Quote from: Blueberry on December 11, 2017, 03:24:22 PM
Yeah, I was wondering if you still live at M's and F's. You do, Blanca. With that in mind, it's not surprising to me that so many things are difficult BUT I also think you are doing really well atm, considering that you still live with them. When you're still totally caught up in the abuse as opposed to still being gaslighted etc from a distance, it's a lot harder to make progress and heal, IME anyway.

I still lived with M and F for the first part of my student years; for me being at university did have its challenges but in the main it was far better than school and far better than home, so it felt mostly like a refuge. I wish you had more of that Blanca! But CPTSD comes as it comes. We don't all have exactly the same symptoms or reactions.  :hug:

I wish I could just heal, not matter where I live. :hug:

sanmagic7

i think, blanca, that it's just more difficult to heal when living with our abusers.  we might be able to take baby steps, but the abuse will keep pushing against us, keep us off balance, and create self-doubt too many times.   
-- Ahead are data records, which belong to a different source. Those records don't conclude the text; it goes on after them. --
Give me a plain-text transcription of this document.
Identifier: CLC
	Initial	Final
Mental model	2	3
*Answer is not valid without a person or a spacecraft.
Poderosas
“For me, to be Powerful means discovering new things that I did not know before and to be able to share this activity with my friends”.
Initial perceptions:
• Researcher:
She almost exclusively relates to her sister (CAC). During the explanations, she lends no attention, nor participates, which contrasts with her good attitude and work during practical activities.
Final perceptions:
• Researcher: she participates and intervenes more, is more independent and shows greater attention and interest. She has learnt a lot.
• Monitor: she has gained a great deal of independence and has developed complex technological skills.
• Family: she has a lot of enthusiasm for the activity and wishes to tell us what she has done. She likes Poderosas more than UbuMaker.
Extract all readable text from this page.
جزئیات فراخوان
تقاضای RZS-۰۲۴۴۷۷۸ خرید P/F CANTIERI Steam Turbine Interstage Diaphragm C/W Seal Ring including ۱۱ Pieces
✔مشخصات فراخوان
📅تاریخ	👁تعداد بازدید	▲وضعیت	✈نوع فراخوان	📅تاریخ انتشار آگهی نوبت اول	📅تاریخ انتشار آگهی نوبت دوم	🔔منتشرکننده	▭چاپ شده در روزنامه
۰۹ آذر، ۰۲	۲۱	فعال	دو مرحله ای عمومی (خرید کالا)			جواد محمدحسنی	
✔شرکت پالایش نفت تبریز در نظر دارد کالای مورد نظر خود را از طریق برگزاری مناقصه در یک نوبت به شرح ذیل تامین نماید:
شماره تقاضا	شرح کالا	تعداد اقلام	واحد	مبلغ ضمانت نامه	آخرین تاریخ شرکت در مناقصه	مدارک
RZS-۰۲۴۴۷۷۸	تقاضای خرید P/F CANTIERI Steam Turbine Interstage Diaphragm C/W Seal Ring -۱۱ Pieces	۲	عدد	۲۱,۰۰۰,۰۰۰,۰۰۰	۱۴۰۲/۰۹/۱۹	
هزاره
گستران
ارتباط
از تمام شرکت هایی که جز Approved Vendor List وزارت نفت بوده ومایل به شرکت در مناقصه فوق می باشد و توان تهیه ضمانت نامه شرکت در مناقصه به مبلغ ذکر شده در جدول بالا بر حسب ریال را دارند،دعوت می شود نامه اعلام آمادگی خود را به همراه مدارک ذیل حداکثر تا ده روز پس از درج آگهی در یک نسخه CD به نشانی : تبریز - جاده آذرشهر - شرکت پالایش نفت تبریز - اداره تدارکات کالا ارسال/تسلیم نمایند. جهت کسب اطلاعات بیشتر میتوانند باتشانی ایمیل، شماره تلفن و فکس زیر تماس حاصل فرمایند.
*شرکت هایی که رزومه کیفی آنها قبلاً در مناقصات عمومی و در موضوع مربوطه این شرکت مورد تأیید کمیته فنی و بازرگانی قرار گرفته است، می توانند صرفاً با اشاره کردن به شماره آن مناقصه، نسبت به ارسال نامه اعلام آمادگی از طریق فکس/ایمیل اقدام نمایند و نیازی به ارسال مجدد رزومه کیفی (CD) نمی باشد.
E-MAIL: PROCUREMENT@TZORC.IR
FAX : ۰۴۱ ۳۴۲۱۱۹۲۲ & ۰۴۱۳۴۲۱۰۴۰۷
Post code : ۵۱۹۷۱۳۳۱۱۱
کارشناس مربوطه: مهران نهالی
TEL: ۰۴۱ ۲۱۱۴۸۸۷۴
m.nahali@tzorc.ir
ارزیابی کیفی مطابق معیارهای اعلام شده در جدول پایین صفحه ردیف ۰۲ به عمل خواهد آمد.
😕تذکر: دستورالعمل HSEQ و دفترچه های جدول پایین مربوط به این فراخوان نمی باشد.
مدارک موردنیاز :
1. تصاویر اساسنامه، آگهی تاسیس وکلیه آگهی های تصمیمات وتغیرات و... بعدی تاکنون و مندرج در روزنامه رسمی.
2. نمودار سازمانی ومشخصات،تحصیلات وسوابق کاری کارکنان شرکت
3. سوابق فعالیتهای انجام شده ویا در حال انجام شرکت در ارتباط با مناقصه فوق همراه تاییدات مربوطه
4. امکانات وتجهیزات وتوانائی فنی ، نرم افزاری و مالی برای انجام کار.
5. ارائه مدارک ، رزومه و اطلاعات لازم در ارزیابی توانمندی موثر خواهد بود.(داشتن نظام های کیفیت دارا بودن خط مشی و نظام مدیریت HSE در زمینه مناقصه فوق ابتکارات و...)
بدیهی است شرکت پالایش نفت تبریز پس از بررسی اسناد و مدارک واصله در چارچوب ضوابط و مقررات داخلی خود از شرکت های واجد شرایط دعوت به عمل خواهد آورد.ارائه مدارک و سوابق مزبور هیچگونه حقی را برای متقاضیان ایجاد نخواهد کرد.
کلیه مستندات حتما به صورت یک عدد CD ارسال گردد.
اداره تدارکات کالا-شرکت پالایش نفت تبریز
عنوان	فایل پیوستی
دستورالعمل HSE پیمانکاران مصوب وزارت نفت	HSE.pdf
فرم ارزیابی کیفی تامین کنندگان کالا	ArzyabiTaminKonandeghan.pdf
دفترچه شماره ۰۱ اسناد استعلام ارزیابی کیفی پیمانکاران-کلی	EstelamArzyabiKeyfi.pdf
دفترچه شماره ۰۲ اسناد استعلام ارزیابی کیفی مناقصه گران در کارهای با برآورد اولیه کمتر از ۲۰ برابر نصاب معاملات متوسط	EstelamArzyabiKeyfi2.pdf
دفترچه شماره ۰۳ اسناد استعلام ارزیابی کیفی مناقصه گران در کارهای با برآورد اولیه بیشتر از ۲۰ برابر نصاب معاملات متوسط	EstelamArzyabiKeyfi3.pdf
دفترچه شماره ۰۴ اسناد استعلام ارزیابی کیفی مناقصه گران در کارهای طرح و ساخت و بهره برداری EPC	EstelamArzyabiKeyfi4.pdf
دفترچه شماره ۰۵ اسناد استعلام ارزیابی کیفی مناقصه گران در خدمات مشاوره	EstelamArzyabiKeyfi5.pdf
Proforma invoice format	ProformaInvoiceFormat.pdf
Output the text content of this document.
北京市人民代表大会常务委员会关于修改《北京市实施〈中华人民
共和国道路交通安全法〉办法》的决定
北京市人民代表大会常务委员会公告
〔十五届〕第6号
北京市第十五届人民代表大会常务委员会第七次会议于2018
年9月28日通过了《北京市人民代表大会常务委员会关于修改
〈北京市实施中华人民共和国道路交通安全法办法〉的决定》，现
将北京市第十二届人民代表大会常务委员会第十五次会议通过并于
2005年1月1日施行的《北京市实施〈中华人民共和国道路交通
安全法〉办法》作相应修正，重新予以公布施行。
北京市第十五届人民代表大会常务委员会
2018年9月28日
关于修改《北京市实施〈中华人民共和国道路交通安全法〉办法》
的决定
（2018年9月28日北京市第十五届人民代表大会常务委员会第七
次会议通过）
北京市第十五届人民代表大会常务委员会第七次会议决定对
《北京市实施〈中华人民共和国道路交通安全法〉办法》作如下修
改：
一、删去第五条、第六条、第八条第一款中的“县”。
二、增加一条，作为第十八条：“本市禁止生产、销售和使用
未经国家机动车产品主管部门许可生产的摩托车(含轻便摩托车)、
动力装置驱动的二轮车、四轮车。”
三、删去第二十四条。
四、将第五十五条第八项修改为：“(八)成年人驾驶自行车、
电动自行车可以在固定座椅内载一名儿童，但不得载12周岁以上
i wish we could heal no matter where we are or who's around us as well.  that would be ideal, wouldn't it?  still, i've found, in my own experience, that the farther away from abusive people i've gotten, the easier it's been for me to make progress.

still, you are in your situation, and i know you'll make the best of it until you can go.  we'll be here supporting you all the way.  big hug to you, blanca.

BlancaLap

Quote from: sanmagic7 on December 11, 2017, 06:07:25 PM
i think, blanca, that it's just more difficult to heal when living with our abusers.  we might be able to take baby steps, but the abuse will keep pushing against us, keep us off balance, and create self-doubt too many times.   

i wish we could heal no matter where we are or who's around us as well.  that would be ideal, wouldn't it?  still, i've found, in my own experience, that the farther away from abusive people i've gotten, the easier it's been for me to make progress.

still, you are in your situation, and i know you'll make the best of it until you can go.  we'll be here supporting you all the way.  big hug to you, blanca.

Big hyg to you too sanmagic.

The truth is, I was able to heal last year because the contact I had with my family was very little even though we live in the same house. But now, they are over me (encima de mi) all the time. I mean, they are pending over me (?). So it makes everything... impossible.

ah

Blanca, in my experience it's harder when you're near people who aren't safe, but it's still possible to heal.
Hoping to get away and making a plan to get away as soon as you can also helps, and so does low contact. I don't mean spending little time with your family (which isn't up to you, you have to see them), I mean becoming less and less emotionally involved when you're with them. Being vague, polite, nice, inscrutable, impersonal. Showing your emotions here on the forums, with other people, but not with people who aren't safe. They get to see a different side of you, a more distant side.
Be yourself here, with us.
It's not easy but I'm trying to do it too.